The fact that luxury awareness and engagement has reached new heights comes with potential dangers for the industry. Luxury has become democratized and globalized. “As a result,” as Yajin Wang, a professor of marketing at the China Europe International Business School, writes in the International Journal of Research in Marketing, “the wealth signal has been diluted.”

Sherman thinks more luxury brands should be concerned about becoming too available. Like a master artisan, the luxury industry has to carefully thread the needle of growth and scarcity. Saunders recalls the mid-2010s, when a lot of luxury brands shoved out too much product. “They just devalued themselves,” he says. “If you look at a brand like Coach, for example, it was just ubiquitous in 2015. It was everywhere. They were selling stuff at a discount, they were doing flash sales.”

Since then, the industry has been more vigilant about becoming too commonplace. There are fewer discounts — some brands never do sales. Limited production runs are another tactic to bolster exclusivity. Videos of luxury brands destroying their excess inventory have gone viral on social media.

Dubois believes luxury will continue to sell incredibly well. “Inequality fuels consumption,” he explains. The pandemic has increased income and wealth inequality. But the luxury boom isn’t an aberration from this fact — it aligns with it. Studies have shown that higher income inequality heightens awareness and anxiety about class; one study analyzing Google Trends data found that Americans sought out luxury goods more during times of greater income inequality.

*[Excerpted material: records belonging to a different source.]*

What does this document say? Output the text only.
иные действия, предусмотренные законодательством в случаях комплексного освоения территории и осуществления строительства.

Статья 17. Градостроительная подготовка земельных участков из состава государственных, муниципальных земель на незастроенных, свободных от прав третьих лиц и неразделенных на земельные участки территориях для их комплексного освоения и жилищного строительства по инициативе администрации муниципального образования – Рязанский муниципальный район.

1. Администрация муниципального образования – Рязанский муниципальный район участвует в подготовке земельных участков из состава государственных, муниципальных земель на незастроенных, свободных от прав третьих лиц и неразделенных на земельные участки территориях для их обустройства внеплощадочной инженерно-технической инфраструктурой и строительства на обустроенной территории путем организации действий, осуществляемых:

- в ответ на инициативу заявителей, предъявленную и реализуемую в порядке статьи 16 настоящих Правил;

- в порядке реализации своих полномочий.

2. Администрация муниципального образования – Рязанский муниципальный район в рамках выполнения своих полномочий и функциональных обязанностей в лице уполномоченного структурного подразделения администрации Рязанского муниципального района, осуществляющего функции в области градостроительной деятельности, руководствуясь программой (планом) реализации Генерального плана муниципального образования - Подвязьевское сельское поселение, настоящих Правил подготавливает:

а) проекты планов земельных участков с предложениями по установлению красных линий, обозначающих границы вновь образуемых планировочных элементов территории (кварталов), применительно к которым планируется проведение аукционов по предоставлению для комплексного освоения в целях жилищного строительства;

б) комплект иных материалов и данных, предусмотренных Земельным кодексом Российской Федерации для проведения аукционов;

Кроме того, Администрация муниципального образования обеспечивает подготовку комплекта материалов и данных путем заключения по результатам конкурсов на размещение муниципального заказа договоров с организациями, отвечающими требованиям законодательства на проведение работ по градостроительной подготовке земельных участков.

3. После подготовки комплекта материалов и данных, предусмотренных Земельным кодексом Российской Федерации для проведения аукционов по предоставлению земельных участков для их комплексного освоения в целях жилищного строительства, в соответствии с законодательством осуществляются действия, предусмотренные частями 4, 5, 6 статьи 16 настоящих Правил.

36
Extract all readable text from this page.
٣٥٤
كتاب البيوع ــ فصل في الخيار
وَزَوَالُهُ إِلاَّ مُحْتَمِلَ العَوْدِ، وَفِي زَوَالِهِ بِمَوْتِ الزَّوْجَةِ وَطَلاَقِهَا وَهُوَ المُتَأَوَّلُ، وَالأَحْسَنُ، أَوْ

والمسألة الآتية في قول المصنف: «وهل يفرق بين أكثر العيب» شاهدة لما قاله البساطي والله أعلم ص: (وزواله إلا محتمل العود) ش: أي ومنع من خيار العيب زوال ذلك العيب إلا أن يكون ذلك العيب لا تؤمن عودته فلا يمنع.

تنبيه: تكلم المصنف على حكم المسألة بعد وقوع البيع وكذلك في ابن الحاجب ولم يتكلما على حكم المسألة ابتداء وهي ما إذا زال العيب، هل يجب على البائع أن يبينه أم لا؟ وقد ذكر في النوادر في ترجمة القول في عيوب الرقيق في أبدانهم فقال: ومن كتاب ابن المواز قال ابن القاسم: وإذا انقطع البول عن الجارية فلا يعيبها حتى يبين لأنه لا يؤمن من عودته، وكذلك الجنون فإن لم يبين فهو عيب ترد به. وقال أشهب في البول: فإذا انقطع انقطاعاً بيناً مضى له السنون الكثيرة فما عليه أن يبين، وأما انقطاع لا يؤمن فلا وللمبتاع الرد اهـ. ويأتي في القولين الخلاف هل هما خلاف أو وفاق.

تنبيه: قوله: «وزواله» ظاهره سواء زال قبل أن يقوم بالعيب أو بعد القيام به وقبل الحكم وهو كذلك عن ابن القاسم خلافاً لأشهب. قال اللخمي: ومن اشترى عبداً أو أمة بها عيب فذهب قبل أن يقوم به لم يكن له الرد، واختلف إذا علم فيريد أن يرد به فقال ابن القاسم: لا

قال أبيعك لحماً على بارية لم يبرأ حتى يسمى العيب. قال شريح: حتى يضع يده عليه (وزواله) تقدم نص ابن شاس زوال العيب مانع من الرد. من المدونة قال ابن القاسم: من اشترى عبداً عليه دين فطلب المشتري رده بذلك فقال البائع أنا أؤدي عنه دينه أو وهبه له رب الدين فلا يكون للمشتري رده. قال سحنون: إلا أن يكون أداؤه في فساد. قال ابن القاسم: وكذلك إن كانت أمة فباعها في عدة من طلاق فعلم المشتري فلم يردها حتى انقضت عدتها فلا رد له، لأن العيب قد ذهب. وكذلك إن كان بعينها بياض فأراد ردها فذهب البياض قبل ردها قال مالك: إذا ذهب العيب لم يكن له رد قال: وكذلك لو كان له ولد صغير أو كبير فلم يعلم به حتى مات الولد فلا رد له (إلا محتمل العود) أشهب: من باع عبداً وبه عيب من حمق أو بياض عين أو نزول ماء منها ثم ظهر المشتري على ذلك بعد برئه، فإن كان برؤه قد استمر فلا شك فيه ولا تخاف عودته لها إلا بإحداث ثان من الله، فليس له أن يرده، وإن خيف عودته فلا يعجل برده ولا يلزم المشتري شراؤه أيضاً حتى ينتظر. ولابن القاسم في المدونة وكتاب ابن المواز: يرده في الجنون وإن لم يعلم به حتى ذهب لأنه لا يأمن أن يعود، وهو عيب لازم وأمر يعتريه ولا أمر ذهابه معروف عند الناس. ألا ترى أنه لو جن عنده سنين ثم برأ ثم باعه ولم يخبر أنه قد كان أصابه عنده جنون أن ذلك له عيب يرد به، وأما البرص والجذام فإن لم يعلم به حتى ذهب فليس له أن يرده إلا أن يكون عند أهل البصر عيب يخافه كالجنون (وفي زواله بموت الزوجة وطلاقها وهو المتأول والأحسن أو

“The wealthy have gotten wealthier, and the poor have gotten poorer,” says Sherman. “And yet there’s a thing in our culture that prioritizes you buying a Nike shoe — buy the Jordans, buy the sneakers.” Even if it means saving up, or buying one pair to resell on eBay to finance the purchase of even more expensive shoes — “even if you’re not doing super well financially, it’s prioritized in this interesting way.”

Desire often creates a potent feeling of need, one that can be hard to reason away precisely because it isn’t rational. It’s infatuation, limerence.

What else can happen when luxury is pop culture?

“They’re in the business of selling dreams,” says Dubois. “You buy a piece of a dream.”